CÉREBRO

Perdi a conta das vezes que contei aqui resumos de conversas com taxistas. Os leitores não vão se aborrecer se conto mais uma. Os motoristas de táxi, de tanto conduzirem a gente pelas ruas, se tornam uma espécie de condutores também pelos caminhos da vida. Não é difícil de explicar: a profissão deles, que os obriga a ouvir de tudo, os faz repositórios da pouca sabedoria humana que resta desde que as pessoas deixaram de ouvir os outros.

         Este de que vos falo, assim que parou na primeira sinaleira voltou-se para mim e comentou: “Interessante, o pé pisa no freio antes de a gente saber que o sinal fechou”. Apanhado de surpresa por uma conversa tão fora da rotina, dei apenas um resmungo de assentimento. Ele prosseguiu: “Não é o pé, é o cérebro, que comanda o pé; antes de a gente saber, o cérebro sabe e passa o comando”. Tive vontade de perguntar de onde ele tirou essas teorias, ou leis científicas, ou meros comentários de quem pegou um programa de variedades, mas entrei no jogo dele e disse: “Antes de dar o comando ao pé, o cérebro registra o que o olho viu: faz a conexão entre o pé e o olho”. Ele se entusiasmou: “Isso, isso mesmo, o cérebro faz a conexão, sem a gente saber”. Essa idéia de um cérebro funcionando como um motor de carro, sem a gente  ter consciência dele, me fez lembrar Paul Chauchard, o primeiro neurologista que li, ainda quando cursava filosofia, e que tentava aproximar, sempre respeitoso da fé cristã, a teoria espiritualista e a teoria biologista da alma. Em língua vulgar, se é possível violentar assim as sutilezas científicas e filosóficas de Chauchard, a alma teria que comer pela mão do cérebro. Mais ou menos como supunha meu taxista.

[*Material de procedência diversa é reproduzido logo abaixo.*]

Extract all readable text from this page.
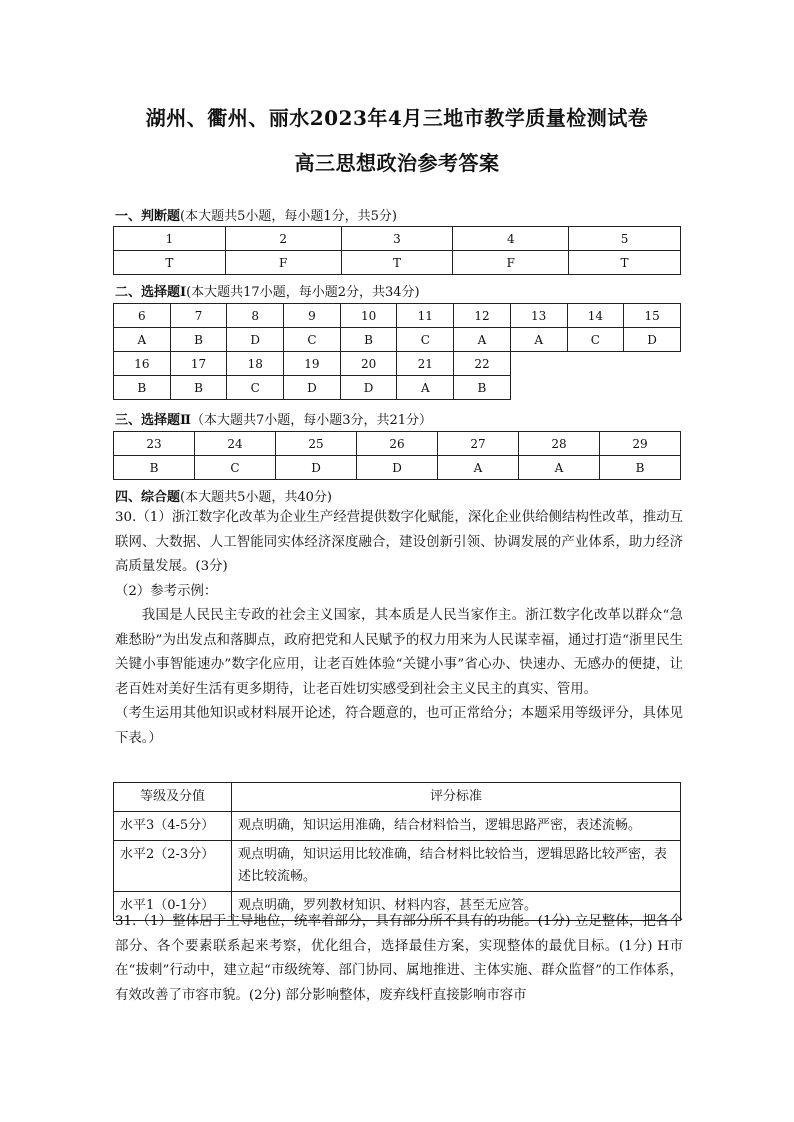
湖州、衢州、丽水2023年4月三地市教学质量检测试卷
高三思想政治参考答案
一、判断题(本大题共5小题，每小题1分，共5分)
1	2	3	4	5
T	F	T	F	T
二、选择题Ⅰ(本大题共17小题，每小题2分，共34分)
6	7	8	9	10	11	12	13	14	15
A	B	D	C	B	C	A	A	C	D
16	17	18	19	20	21	22			
B	B	C	D	D	A	B			
三、选择题Ⅱ（本大题共7小题，每小题3分，共21分）
23	24	25	26	27	28	29
B	C	D	D	A	A	B
四、综合题(本大题共5小题，共40分)

30.（1）浙江数字化改革为企业生产经营提供数字化赋能，深化企业供给侧结构性改革，推动互联网、大数据、人工智能同实体经济深度融合，建设创新引领、协调发展的产业体系，助力经济高质量发展。(3分)

（2）参考示例：

我国是人民民主专政的社会主义国家，其本质是人民当家作主。浙江数字化改革以群众“急难愁盼”为出发点和落脚点，政府把党和人民赋予的权力用来为人民谋幸福，通过打造“浙里民生关键小事智能速办”数字化应用，让老百姓体验“关键小事”省心办、快速办、无感办的便捷，让老百姓对美好生活有更多期待，让老百姓切实感受到社会主义民主的真实、管用。

（考生运用其他知识或材料展开论述，符合题意的，也可正常给分；本题采用等级评分，具体见下表。）

等级及分值	评分标准
水平3（4-5分）	观点明确，知识运用准确，结合材料恰当，逻辑思路严密，表述流畅。
水平2（2-3分）	观点明确，知识运用比较准确，结合材料比较恰当，逻辑思路比较严密，表述比较流畅。
水平1（0-1分）	观点明确，罗列教材知识、材料内容，甚至无应答。

31.（1）整体居于主导地位，统率着部分，具有部分所不具有的功能。(1分) 立足整体，把各个部分、各个要素联系起来考察，优化组合，选择最佳方案，实现整体的最优目标。(1分) H市在“拔刺”行动中，建立起“市级统筹、部门协同、属地推进、主体实施、群众监督”的工作体系，有效改善了市容市貌。(2分) 部分影响整体，废弃线杆直接影响市容市
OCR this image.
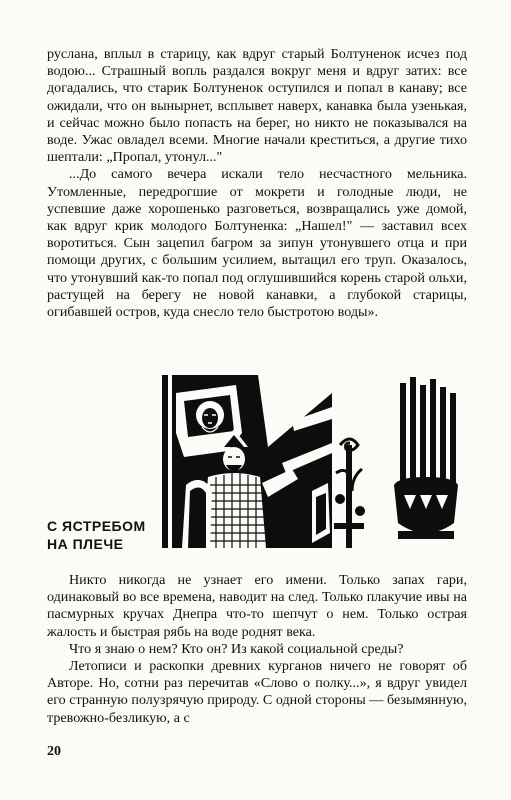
руслана, вплыл в старицу, как вдруг старый Болтуненок исчез под водою... Страшный вопль раздался вокруг меня и вдруг затих: все догадались, что старик Болтуненок оступился и попал в канаву; все ожидали, что он вынырнет, всплывет наверх, канавка была узенькая, и сейчас можно было попасть на берег, но никто не показывался на воде. Ужас овладел всеми. Многие начали креститься, а другие тихо шептали: „Пропал, утонул..."

...До самого вечера искали тело несчастного мельника. Утомленные, передрогшие от мокрети и голодные люди, не успевшие даже хорошенько разговеться, возвращались уже домой, как вдруг крик молодого Болтуненка: „Нашел!" — заставил всех воротиться. Сын зацепил багром за зипун утонувшего отца и при помощи других, с большим усилием, вытащил его труп. Оказалось, что утонувший как-то попал под оглушившийся корень старой ольхи, растущей на берегу не новой канавки, а глубокой старицы, огибавшей остров, куда снесло тело быстротою воды».

С ЯСТРЕБОМ
НА ПЛЕЧЕ

Никто никогда не узнает его имени. Только запах гари, одинаковый во все времена, наводит на след. Только плакучие ивы на пасмурных кручах Днепра что-то шепчут о нем. Только острая жалость и быстрая рябь на воде роднят века.

Что я знаю о нем? Кто он? Из какой социальной среды?

Летописи и раскопки древних курганов ничего не говорят об Авторе. Но, сотни раз перечитав «Слово о полку...», я вдруг увидел его странную полузрячую природу. С одной стороны — безымянную, тревожно-безликую, а с

20
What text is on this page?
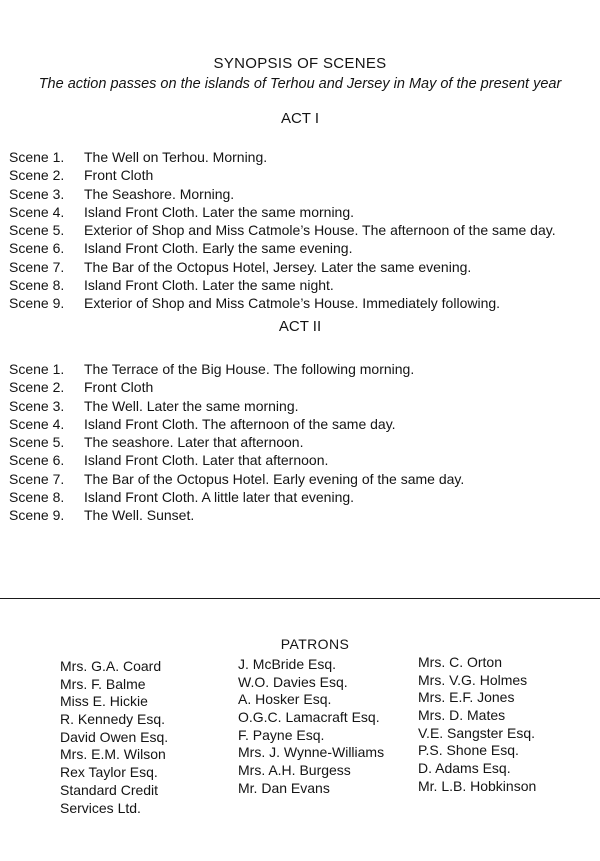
SYNOPSIS OF SCENES
The action passes on the islands of Terhou and Jersey in May of the present year
ACT I
Scene 1. The Well on Terhou. Morning.
Scene 2. Front Cloth
Scene 3. The Seashore. Morning.
Scene 4. Island Front Cloth. Later the same morning.
Scene 5. Exterior of Shop and Miss Catmole’s House. The afternoon of the same day.
Scene 6. Island Front Cloth. Early the same evening.
Scene 7. The Bar of the Octopus Hotel, Jersey. Later the same evening.
Scene 8. Island Front Cloth. Later the same night.
Scene 9. Exterior of Shop and Miss Catmole’s House. Immediately following.
ACT II
Scene 1. The Terrace of the Big House. The following morning.
Scene 2. Front Cloth
Scene 3. The Well. Later the same morning.
Scene 4. Island Front Cloth. The afternoon of the same day.
Scene 5. The seashore. Later that afternoon.
Scene 6. Island Front Cloth. Later that afternoon.
Scene 7. The Bar of the Octopus Hotel. Early evening of the same day.
Scene 8. Island Front Cloth. A little later that evening.
Scene 9. The Well. Sunset.
PATRONS
Mrs. G.A. Coard
Mrs. F. Balme
Miss E. Hickie
R. Kennedy Esq.
David Owen Esq.
Mrs. E.M. Wilson
Rex Taylor Esq.
Standard Credit
Services Ltd.
J. McBride Esq.
W.O. Davies Esq.
A. Hosker Esq.
O.G.C. Lamacraft Esq.
F. Payne Esq.
Mrs. J. Wynne-Williams
Mrs. A.H. Burgess
Mr. Dan Evans
Mrs. C. Orton
Mrs. V.G. Holmes
Mrs. E.F. Jones
Mrs. D. Mates
V.E. Sangster Esq.
P.S. Shone Esq.
D. Adams Esq.
Mr. L.B. Hobkinson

         Mas o sinal abriu e o taxista tomou uma rua à esquerda. Nesse ponto, o cérebro dele já andava também em outro rumo. Começou me inquirindo: “O que está achando do Lula?” Prudente, retorqui: “Fala bem, pelo menos”. O taxista riu: “Fala bem demais. É muito esperto o sujeito. É como diz o ditado: quando Deus tira o dente alarga a goela”. Não achei que o ditado viesse tão a propósito, mas ele logo esclareceu: “Quem não consegue meter os dentes, tem é que passar muita saliva, para descer pela goela”. Não era ainda muito lógico, mas passava. “É muito malandro esse Lula – continuou ele – se faz de morto pra comer o coveiro”. Era uma versão mais radical de outro provérbio que eu conhecia, e uma versão também mais macabra, principalmente depois que ele criou um diálogo fictício entre o aparente morto e o coveiro, que não reproduzo por respeito à etiqueta, digamos. E arrematou: “Um cara que diz eu tenho só nove dedos mas sei contar até dez, esse sabe agradar o povo, é que nem esses vendedores de esquina”. Fiquei na minha, como se diz. E foi bom, porque o cérebro do taxista dava já o comando para outra conversa: “E o que achou dessa lei do churrasco?” Não tive tempo de dar minha opinião. Tínhamos chegado ao meu destino. Deixei com ele o troco, merecido, pelo tanto que aprendi.